The size of your retirement nest egg and the pace at which you plan to spend it–your withdrawal rate–are the key determinants of the viability of your financial plan for retirement.
But when it comes to your actual investment portfolio, no other factor will have a bigger impact on your portfolio’s success or failure than your asset-allocation plan–your mix of stocks, bonds, and cash. Be too meek and you heighten the risk of a shortfall; maintain a too aggressive portfolio and you run the risk of incurring a bigger loss than you could reasonably recoup over your in-retirement time horizon.
Although it’s hard to go terribly wrong with a simple 50% stock/50% bond mix, there aren’t any one-size-fits-all asset-allocation frameworks for retirement portfolios. An individual’s age, other income-producing retirement assets (like pensions or Social Security), and spending rate, among other factors, can all dictate higher or lower equity or bond weightings.
As you evaluate your retirement portfolio, making sure you’re sidestepping the following asset-allocation pitfalls is a good way to steer your portfolio in the right direction.
1) Being Too Conservative
Survey market experts’ outlooks for the stock and bond markets, and you’ll notice that true equity bulls are in short supply.

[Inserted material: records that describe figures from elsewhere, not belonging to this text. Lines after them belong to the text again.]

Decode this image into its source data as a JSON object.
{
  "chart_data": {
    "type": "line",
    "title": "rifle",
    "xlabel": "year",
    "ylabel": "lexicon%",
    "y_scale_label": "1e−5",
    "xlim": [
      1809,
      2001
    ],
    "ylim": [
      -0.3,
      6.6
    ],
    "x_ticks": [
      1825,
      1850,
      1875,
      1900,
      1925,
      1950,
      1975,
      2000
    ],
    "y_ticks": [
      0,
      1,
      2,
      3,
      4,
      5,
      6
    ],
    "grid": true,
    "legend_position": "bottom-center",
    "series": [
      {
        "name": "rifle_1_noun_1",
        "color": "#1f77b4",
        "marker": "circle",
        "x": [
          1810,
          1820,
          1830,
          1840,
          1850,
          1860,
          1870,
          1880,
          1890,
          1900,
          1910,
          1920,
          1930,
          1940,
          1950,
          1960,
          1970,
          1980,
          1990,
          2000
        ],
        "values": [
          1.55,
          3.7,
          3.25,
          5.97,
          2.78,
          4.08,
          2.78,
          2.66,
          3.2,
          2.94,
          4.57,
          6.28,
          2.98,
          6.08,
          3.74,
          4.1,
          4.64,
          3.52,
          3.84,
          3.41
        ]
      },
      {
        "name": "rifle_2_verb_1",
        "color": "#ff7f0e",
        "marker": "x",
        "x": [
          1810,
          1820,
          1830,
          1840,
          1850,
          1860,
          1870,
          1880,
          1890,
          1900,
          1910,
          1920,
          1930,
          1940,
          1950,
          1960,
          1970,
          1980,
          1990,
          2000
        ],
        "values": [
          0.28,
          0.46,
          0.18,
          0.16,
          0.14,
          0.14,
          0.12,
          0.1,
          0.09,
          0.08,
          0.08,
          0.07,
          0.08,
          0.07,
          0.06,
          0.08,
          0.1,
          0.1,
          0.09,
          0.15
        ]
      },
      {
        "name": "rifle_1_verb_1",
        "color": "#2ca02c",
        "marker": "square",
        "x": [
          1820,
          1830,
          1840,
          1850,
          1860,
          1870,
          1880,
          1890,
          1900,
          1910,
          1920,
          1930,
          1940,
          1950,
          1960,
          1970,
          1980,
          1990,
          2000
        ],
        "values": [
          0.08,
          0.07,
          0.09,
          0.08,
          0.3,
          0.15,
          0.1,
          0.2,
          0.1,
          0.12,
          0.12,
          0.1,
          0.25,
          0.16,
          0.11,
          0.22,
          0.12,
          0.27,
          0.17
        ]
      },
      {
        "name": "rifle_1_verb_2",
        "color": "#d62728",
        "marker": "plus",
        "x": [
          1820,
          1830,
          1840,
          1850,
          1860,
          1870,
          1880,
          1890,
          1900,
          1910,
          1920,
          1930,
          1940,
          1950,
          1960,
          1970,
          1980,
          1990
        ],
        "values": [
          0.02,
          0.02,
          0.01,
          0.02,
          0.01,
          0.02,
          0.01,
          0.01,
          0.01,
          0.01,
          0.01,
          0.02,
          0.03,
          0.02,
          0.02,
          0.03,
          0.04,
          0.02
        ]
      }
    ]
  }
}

Even more scant are experts who are expecting very strong returns from the bond market; most agree that owners of high-quality bonds will be lucky to earn a positive return once inflation is factored about it. Cash looks like an even worse bet from the standpoint of preserving purchasing power. That means that on a long-term real basis, seemingly safe securities aren’t all that safe.
The fact that most retirees need to hold a significant position in stocks is not a terribly comforting message in a period in which equity-market volatility is spiking. But stocks give retired investors a fighting chance at outgunning inflation, something cash and high-quality bonds will be hard-pressed to do. That explains why most all-in-one investments geared toward retirees maintain healthy allocations to stocks, as do my model in-retirement bucket portfolios.
2) Confusing Risk Tolerance With Risk Capacity
Many retirees and pre-retirees are way out on the other extreme: They’re equity true believers, and don’t see much of a role for anything BUT stocks in their portfolios. This describes many baby boomer investors I run in to. They’ve had a good experience with stocks over their investing careers, whereas bonds’ prospects seem downright questionable given the headwinds of higher interest rates.
But it’s important to make sure you’re not confusing your ability to tolerate risk–in this case, not getting too bugged about equity losses–with risk capacity, a much more important consideration. Risk capacity refers to what sorts of losses you can handle without having to meaningfully alter your plans. For retirees who encounter big losses in equity portfolios that they’re actively spending from, the net effect is that less of their portfolios are in place to recover when stocks eventually do. This can be a big problem for a portfolio’s longevity, especially if those losses occur early in the retiree’s time horizon.